Per la rassegna iridata — a sorpresa — la sua convocazione però non è arrivata. «Il motivo è semplice — spiega la Mouncey — le mie compagne mi hanno respinto, non volevano che usassi le loro docce, non mi volevano in spogliatoio con loro e hanno ottenuto la mia esclusione. La selezionatrice ha detto di non avermi chiamato perché non ero in forma, sapendo benissimo che la ragione non era quella: avevo superato tutti i test fisici. E pensare che, d’accordo con lei, lo scorso agosto in un torneo amichevole non ho giocato per evitare proteste da parte delle altre squadre proprio in vista del Mondiale».

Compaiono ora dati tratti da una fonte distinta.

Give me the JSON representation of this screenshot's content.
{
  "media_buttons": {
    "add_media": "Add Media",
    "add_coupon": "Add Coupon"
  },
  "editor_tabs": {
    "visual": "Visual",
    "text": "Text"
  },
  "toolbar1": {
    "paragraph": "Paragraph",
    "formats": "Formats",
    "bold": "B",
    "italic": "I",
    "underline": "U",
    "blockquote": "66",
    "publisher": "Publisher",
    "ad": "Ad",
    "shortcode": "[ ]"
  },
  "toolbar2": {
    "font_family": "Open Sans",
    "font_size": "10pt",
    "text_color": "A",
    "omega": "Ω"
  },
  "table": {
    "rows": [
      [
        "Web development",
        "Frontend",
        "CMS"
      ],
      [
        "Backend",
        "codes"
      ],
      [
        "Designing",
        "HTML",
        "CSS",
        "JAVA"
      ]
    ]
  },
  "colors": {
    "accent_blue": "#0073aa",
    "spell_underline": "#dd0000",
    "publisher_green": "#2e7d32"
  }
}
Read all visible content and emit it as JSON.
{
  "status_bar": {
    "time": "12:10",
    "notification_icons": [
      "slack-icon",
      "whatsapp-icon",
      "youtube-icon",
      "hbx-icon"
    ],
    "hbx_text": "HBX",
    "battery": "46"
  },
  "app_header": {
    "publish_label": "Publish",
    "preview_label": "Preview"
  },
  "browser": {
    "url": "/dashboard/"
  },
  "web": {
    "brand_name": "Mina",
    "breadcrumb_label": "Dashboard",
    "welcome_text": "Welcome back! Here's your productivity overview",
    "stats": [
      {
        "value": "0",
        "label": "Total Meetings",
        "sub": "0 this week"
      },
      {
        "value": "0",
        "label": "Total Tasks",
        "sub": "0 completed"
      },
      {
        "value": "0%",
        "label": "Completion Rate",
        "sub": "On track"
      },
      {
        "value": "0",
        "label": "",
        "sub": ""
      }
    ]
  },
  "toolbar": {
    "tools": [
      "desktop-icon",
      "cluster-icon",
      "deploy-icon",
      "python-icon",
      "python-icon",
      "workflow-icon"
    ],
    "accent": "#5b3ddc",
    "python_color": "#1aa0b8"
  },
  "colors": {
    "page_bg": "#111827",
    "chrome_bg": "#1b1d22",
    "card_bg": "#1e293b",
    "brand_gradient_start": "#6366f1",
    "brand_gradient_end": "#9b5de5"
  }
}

La Federazione australiana risponde con un certo imbarazzo: «I motivi della sua esclusione restano confidenziali ma tecnici — dice la segretaria federale Bronwyn Thompson — la questione spogliatoio non c’entra. A suo tempo scrivemmo ad Hannah per chiarire la questione ma lei non ha risposto e non ha nemmeno fatto ricorso contro la mancata selezione nei trenta giorni previsti dal regolamento». Possibilità di ricorso di cui l’atleta ignorava l’esistenza. Senza Moncey, il Mondiale delle australiane procede in modo rovinoso: 12-37 al debutto contro la Danimarca, 8-34 dalla Germania e 17-34 contro la Corea del Sud. (fonte Corriere della Sera)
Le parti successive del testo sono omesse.